A-M Systems President Arthur Green said the invalidity order had interfered with developing a vision for the future.
“It made it tough for somebody to plan 10 or 20 years down the road,” he said.
“The main thing is I want to know that my employees and I have a building to use for decades to come and that this location can be where I can continue my company,” Green said of the company based in the industrial park with 25 employees.
He has an adjacent lot that would allow him to expand A-M Systems, a medical equipment manufacturer.
“It is good news,” he said. “The county still has to come up with the whole sewer plan.”
The Clallam County Public Utility District will own and operate the sewer system after it is built.
Last year, the project received a $10 million loan from the state Public Works Trust Fund.
The loan will be repaid over 30 years at a 0.5 percent interest rate from the county’s Opportunity Fund, which comes from a portion of state sales tax revenue.

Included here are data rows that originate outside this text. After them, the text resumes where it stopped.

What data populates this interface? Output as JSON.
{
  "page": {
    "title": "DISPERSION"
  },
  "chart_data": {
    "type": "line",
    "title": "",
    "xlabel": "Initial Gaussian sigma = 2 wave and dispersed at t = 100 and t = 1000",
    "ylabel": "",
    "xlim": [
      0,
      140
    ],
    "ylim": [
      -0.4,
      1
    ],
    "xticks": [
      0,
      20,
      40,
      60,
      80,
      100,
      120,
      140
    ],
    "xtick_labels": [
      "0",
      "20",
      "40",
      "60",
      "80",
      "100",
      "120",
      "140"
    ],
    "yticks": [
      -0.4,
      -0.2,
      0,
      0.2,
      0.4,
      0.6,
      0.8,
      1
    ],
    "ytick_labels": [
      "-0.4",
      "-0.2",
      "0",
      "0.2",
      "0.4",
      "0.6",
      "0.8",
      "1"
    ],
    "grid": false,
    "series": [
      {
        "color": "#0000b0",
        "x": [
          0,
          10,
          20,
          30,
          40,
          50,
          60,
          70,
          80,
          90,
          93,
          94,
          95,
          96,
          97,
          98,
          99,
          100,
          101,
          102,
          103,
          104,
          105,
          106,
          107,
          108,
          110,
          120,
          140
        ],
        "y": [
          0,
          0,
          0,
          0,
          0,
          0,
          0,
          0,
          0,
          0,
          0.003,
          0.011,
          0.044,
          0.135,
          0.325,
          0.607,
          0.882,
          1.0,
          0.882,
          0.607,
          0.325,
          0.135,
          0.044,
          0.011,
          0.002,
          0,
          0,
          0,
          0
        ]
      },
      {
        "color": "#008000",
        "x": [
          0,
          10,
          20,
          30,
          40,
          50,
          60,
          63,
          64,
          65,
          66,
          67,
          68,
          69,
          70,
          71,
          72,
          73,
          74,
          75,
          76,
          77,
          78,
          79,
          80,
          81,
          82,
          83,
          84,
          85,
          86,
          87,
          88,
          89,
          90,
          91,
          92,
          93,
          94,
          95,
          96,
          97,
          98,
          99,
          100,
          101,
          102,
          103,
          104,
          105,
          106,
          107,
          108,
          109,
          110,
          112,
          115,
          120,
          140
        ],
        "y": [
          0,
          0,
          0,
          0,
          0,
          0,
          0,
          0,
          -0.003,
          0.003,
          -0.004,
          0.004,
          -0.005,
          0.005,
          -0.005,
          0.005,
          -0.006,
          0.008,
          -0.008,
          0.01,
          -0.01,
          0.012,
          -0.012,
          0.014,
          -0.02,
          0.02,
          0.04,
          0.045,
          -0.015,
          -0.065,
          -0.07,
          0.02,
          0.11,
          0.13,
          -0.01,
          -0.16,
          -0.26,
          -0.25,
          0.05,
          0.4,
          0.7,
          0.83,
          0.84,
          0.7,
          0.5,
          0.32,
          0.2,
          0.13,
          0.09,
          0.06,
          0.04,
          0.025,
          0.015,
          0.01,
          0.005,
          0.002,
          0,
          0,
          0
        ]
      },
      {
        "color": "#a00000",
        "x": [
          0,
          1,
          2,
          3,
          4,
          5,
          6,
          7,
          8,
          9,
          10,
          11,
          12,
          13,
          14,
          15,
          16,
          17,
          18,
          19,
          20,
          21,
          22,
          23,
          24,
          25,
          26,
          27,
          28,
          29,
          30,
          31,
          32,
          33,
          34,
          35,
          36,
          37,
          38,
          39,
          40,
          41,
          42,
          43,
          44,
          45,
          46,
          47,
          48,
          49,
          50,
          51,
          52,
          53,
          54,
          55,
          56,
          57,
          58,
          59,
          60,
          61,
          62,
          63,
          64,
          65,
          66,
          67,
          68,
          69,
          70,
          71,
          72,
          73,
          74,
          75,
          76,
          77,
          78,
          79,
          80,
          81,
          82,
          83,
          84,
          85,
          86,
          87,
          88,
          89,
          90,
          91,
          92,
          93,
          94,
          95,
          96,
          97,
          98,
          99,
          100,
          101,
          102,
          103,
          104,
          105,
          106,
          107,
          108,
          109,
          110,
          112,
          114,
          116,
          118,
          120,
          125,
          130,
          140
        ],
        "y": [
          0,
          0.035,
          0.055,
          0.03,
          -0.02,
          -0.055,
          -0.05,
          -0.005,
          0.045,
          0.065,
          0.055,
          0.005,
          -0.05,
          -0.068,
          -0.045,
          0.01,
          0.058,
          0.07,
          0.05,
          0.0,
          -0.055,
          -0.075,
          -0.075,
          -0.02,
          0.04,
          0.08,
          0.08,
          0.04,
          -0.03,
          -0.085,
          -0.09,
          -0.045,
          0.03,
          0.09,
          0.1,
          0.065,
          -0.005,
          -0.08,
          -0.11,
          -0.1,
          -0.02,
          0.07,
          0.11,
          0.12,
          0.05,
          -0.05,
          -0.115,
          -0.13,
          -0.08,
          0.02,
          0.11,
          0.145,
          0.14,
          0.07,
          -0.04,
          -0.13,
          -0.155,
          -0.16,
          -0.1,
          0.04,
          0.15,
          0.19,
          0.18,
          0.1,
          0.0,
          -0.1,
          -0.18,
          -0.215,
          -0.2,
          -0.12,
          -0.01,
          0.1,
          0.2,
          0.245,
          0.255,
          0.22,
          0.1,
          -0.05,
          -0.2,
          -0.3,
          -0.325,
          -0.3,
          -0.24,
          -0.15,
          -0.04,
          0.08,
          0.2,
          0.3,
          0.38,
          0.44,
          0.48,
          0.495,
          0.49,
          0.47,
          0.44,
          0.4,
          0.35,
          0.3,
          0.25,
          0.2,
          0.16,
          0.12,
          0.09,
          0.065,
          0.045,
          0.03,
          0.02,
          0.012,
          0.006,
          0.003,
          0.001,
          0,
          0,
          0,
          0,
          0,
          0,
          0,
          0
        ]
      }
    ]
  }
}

Although connection costs and monthly fees are still unknown, the county’s financing plan negates the need for the Clallam PUD to form a local utility district to assess property owners and allows a more flexible, efficient sewer system to better meet the specific needs of individual property owners, PUD officials said.
Frazier said the state Growth Management Hearings Board decision “basically lets the county go forward with piecemeal development and the infill to make Carlsborg look like an urban area instead of a rural area, which it is.”
“This causes urban sprawl,” Frazier added.
The county’s intent, he said, is “to move forward with the sewer system, sidestepping the law” as it applies to residential property owners.
He was critical of the sewer plan because it has no cost estimates for future users, and no boundaries have been set for a local improvement district.
“This UGA, we feel, has been in violation of the law since its inception,” Frazier said.
He used a 2006 aerial photo of Carlsborg as an example, questioning whether the rural burg then resembled anything urban.
“We don’t think that it does. We don’t see how they could justify designating Carlsborg as a UGA based on this photo,” he said.